Un modèle qui se doit aussi de trouver enfin la solution miracle en matière de foncier et d’adaptation de son initiale configuration car là est, sans surprise, le frein majeur. Mayotte peut-elle continuer à prétendre à ses aspirations de maison unique, individuelle et extensible selon la tradition matriarcale ? Nos côtes ne sont guère étirables tout comme « on ne peut construire sur les plages » comme aime à le rappeler non sans une ironique pointe d’humour Nizar Assani Hanaffi : « Re-précisons juste une chose, pour avoir du foncier disponible à aménager, il faut qu’il y ait quelqu’un qui le décide et qui dise officiellement : tenez, prenez ce foncier et aménagez le. C’est tout ! Sans ça, on ne construira pas. Et concernant la densification, Action Logement y réfléchit à Mayotte comme ailleurs; il ne s’agit pas de densification brute mais la modernisation est nécessaire et, clairement, le logement individuel en tant que tel n’a plus lieu d’être sur notre territoire. Il n’est jamais trop tard, il faut juste de la volonté ».

Les 3 équipes lauréates de ce projet innovant TOTEM

Nos 3 laureats 

Dans le cadre du plan logement Outre-mer 2 (2018-2022) la volonté se portait donc sur la mise en place d’une initiative innovante pour essayer d’ouvrir un peu le champs des possibles sur la construction transitoire et d’urgence à destination de personnes qui accèdent pour la première fois à un habitat en dur, légal et digne. En somme une dynamique de développement bien singulière « dont la Métropole n’avait pas plus trop l’habitude » selon la vision bienveillante et impliquée d’Hélène Peskine, architecte urbaniste générale de l’Etat et secrétaire permanente du Puca. Ce sont donc 35 dossiers de candidatures qui ont été réceptionnés dès fin 2021, pour une première sélection qui a permis de dégager 16 équipes qui ont bénéficié chacune d’une indemnité de 15 000 euros octroyés par la Direction générale des Outre-mer. Après une seconde sélection, il fut question de 8 projets retenus — gratifiés cette fois-ci d’une prime de 30 000 euros — pour au final un podium top 3 invité à poursuivre l’aventure, notamment dans la réalisation concrète de ses respectifs prototypes, appuyés par la généreuse subvention d’Action Logement, d’un montant de 70 000 euros (pour chaque). Au menu des aspirations du cahier des charges initial, innovation, performance économique, développement de l’économie locale ou encore, qualité architecturale.
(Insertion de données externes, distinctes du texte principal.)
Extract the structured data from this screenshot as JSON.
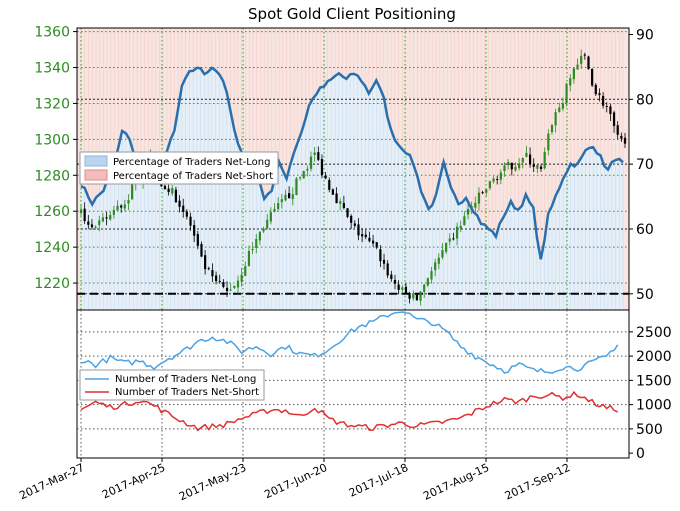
{
  "chart_data": [
    {
      "type": "candlestick-line",
      "title": "Spot Gold Client Positioning",
      "x_ticks": [
        "2017-Mar-27",
        "2017-Apr-25",
        "2017-May-23",
        "2017-Jun-20",
        "2017-Jul-18",
        "2017-Aug-15",
        "2017-Sep-12"
      ],
      "y_left_ticks": [
        "1220",
        "1240",
        "1260",
        "1280",
        "1300",
        "1320",
        "1340",
        "1360"
      ],
      "y_left_range": [
        1205,
        1362
      ],
      "y_right_ticks": [
        "50",
        "60",
        "70",
        "80",
        "90"
      ],
      "y_right_range": [
        47.5,
        91
      ],
      "reference_lines_right": [
        50,
        60,
        70,
        80
      ],
      "dashed_level_right": 50,
      "legend": [
        "Percentage of Traders Net-Long",
        "Percentage of Traders Net-Short"
      ],
      "legend_placement": "left",
      "grid": true,
      "colors": {
        "up": "#2e8b22",
        "down": "#000000",
        "line": "#2a6fad",
        "long_fill": "#ddeaf6",
        "short_fill": "#f8dcdc"
      },
      "price_anchors": [
        [
          0,
          1258
        ],
        [
          4,
          1250
        ],
        [
          8,
          1258
        ],
        [
          12,
          1265
        ],
        [
          16,
          1280
        ],
        [
          19,
          1292
        ],
        [
          22,
          1276
        ],
        [
          26,
          1268
        ],
        [
          30,
          1252
        ],
        [
          33,
          1232
        ],
        [
          36,
          1222
        ],
        [
          40,
          1215
        ],
        [
          43,
          1222
        ],
        [
          46,
          1236
        ],
        [
          50,
          1252
        ],
        [
          54,
          1262
        ],
        [
          58,
          1272
        ],
        [
          62,
          1286
        ],
        [
          64,
          1292
        ],
        [
          67,
          1278
        ],
        [
          71,
          1264
        ],
        [
          74,
          1252
        ],
        [
          78,
          1244
        ],
        [
          81,
          1238
        ],
        [
          85,
          1222
        ],
        [
          88,
          1215
        ],
        [
          92,
          1211
        ],
        [
          95,
          1224
        ],
        [
          99,
          1236
        ],
        [
          102,
          1246
        ],
        [
          106,
          1260
        ],
        [
          110,
          1270
        ],
        [
          114,
          1280
        ],
        [
          118,
          1286
        ],
        [
          122,
          1290
        ],
        [
          126,
          1282
        ],
        [
          129,
          1310
        ],
        [
          132,
          1322
        ],
        [
          135,
          1340
        ],
        [
          138,
          1346
        ],
        [
          141,
          1326
        ],
        [
          144,
          1318
        ],
        [
          147,
          1300
        ],
        [
          150,
          1294
        ]
      ],
      "percent_long_anchors": [
        [
          0,
          67
        ],
        [
          3,
          64
        ],
        [
          6,
          66
        ],
        [
          9,
          70
        ],
        [
          11,
          75
        ],
        [
          13,
          74
        ],
        [
          15,
          70
        ],
        [
          17,
          69
        ],
        [
          19,
          70
        ],
        [
          21,
          70
        ],
        [
          23,
          72
        ],
        [
          25,
          75
        ],
        [
          27,
          82
        ],
        [
          29,
          84
        ],
        [
          31,
          85
        ],
        [
          33,
          84
        ],
        [
          35,
          85
        ],
        [
          37,
          84
        ],
        [
          39,
          81
        ],
        [
          41,
          75
        ],
        [
          43,
          72
        ],
        [
          45,
          71
        ],
        [
          47,
          68
        ],
        [
          49,
          65
        ],
        [
          51,
          66
        ],
        [
          53,
          70
        ],
        [
          55,
          68
        ],
        [
          57,
          72
        ],
        [
          59,
          75
        ],
        [
          61,
          79
        ],
        [
          63,
          81
        ],
        [
          65,
          82
        ],
        [
          67,
          83
        ],
        [
          69,
          84
        ],
        [
          71,
          83
        ],
        [
          73,
          84
        ],
        [
          75,
          83
        ],
        [
          77,
          81
        ],
        [
          79,
          83
        ],
        [
          81,
          80
        ],
        [
          83,
          75
        ],
        [
          85,
          73
        ],
        [
          87,
          72
        ],
        [
          89,
          70
        ],
        [
          91,
          66
        ],
        [
          93,
          63
        ],
        [
          95,
          65
        ],
        [
          97,
          70
        ],
        [
          99,
          66
        ],
        [
          101,
          64
        ],
        [
          103,
          65
        ],
        [
          105,
          63
        ],
        [
          107,
          61
        ],
        [
          109,
          60
        ],
        [
          111,
          59
        ],
        [
          113,
          62
        ],
        [
          115,
          64
        ],
        [
          117,
          63
        ],
        [
          119,
          65
        ],
        [
          121,
          63
        ],
        [
          123,
          55
        ],
        [
          125,
          62
        ],
        [
          127,
          65
        ],
        [
          129,
          68
        ],
        [
          131,
          70
        ],
        [
          133,
          70
        ],
        [
          135,
          72
        ],
        [
          137,
          73
        ],
        [
          139,
          71
        ],
        [
          141,
          69
        ],
        [
          143,
          71
        ],
        [
          145,
          70
        ]
      ]
    },
    {
      "type": "line",
      "y_ticks": [
        "0",
        "500",
        "1000",
        "1500",
        "2000",
        "2500"
      ],
      "y_range": [
        -100,
        2950
      ],
      "legend": [
        "Number of Traders Net-Long",
        "Number of Traders Net-Short"
      ],
      "legend_placement": "left",
      "grid": true,
      "series": [
        {
          "name": "Number of Traders Net-Long",
          "color": "#4aa3e6",
          "anchors": [
            [
              0,
              1920
            ],
            [
              4,
              1820
            ],
            [
              8,
              1960
            ],
            [
              12,
              1850
            ],
            [
              16,
              1900
            ],
            [
              20,
              1780
            ],
            [
              24,
              1960
            ],
            [
              28,
              2100
            ],
            [
              32,
              2300
            ],
            [
              36,
              2400
            ],
            [
              40,
              2300
            ],
            [
              44,
              2100
            ],
            [
              48,
              2200
            ],
            [
              52,
              2050
            ],
            [
              56,
              2200
            ],
            [
              60,
              2050
            ],
            [
              64,
              2000
            ],
            [
              68,
              2150
            ],
            [
              72,
              2400
            ],
            [
              76,
              2600
            ],
            [
              80,
              2700
            ],
            [
              84,
              2850
            ],
            [
              88,
              2950
            ],
            [
              92,
              2750
            ],
            [
              96,
              2700
            ],
            [
              100,
              2500
            ],
            [
              104,
              2200
            ],
            [
              108,
              2000
            ],
            [
              112,
              1850
            ],
            [
              116,
              1700
            ],
            [
              120,
              1820
            ],
            [
              124,
              1700
            ],
            [
              128,
              1680
            ],
            [
              132,
              1780
            ],
            [
              136,
              1750
            ],
            [
              140,
              1860
            ],
            [
              144,
              2000
            ],
            [
              147,
              2250
            ]
          ]
        },
        {
          "name": "Number of Traders Net-Short",
          "color": "#e03030",
          "anchors": [
            [
              0,
              900
            ],
            [
              4,
              1050
            ],
            [
              8,
              950
            ],
            [
              12,
              1000
            ],
            [
              16,
              1100
            ],
            [
              20,
              980
            ],
            [
              24,
              800
            ],
            [
              28,
              650
            ],
            [
              32,
              520
            ],
            [
              36,
              550
            ],
            [
              40,
              600
            ],
            [
              44,
              720
            ],
            [
              48,
              800
            ],
            [
              52,
              900
            ],
            [
              56,
              880
            ],
            [
              60,
              750
            ],
            [
              64,
              950
            ],
            [
              68,
              700
            ],
            [
              72,
              600
            ],
            [
              76,
              550
            ],
            [
              80,
              520
            ],
            [
              84,
              580
            ],
            [
              88,
              620
            ],
            [
              92,
              560
            ],
            [
              96,
              600
            ],
            [
              100,
              650
            ],
            [
              104,
              720
            ],
            [
              108,
              860
            ],
            [
              112,
              1000
            ],
            [
              116,
              1100
            ],
            [
              120,
              1060
            ],
            [
              124,
              1180
            ],
            [
              128,
              1200
            ],
            [
              132,
              1150
            ],
            [
              136,
              1220
            ],
            [
              140,
              1050
            ],
            [
              144,
              930
            ],
            [
              147,
              900
            ]
          ]
        }
      ]
    }
  ]
}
Système de charpente légère, adaptable et manipulable par assemblage pour le projet Nyumba Ya Maesha
  • Nyumba Ya Maesha, une maison pour la vie est un projet porté le cabinet Air Architecture sur le village d’Hajangoua, commune de Dembeni. Prix du mètre carré avec fondation : 907 euros. Son principe, un assemblage des pièces de bois de petite taille pour la structure, garantissant ainsi solidité mais également légèreté, donc facilement transportable. Possibilité d’une modulation en R+2 (rez-de-chaussée + 2 étages), le développement économique local se fait notamment grâce à l’utilisation du matériau qu’est la brique de terre compressée. Et niveau conception bioclimatique, nous sommes bien-entendu sur un système de ventilation traversante naturelle.
  • Dagoni. Implantation visée sur le quartier Boboka, commune de Mamoudzou. Prix du mètre carré avec fondation : 970 euros. Aux commandes, les cabinets Tectõne et GRZ architecture. Allant du T2 ou T4, avec duplex, nous sommes sur une configuration de modules polyvalents élaborés en une configuration artisanale par l’assemblage de cadre en bois de dimensions standards —  90 x 250 cm —  pouvant être positionnés soit à la verticale, soit à l’horizontal, et remplis ou non notamment au moyen de lame de bois en gage de brise vue et système d’aération mais également de briques de terre crue compressée.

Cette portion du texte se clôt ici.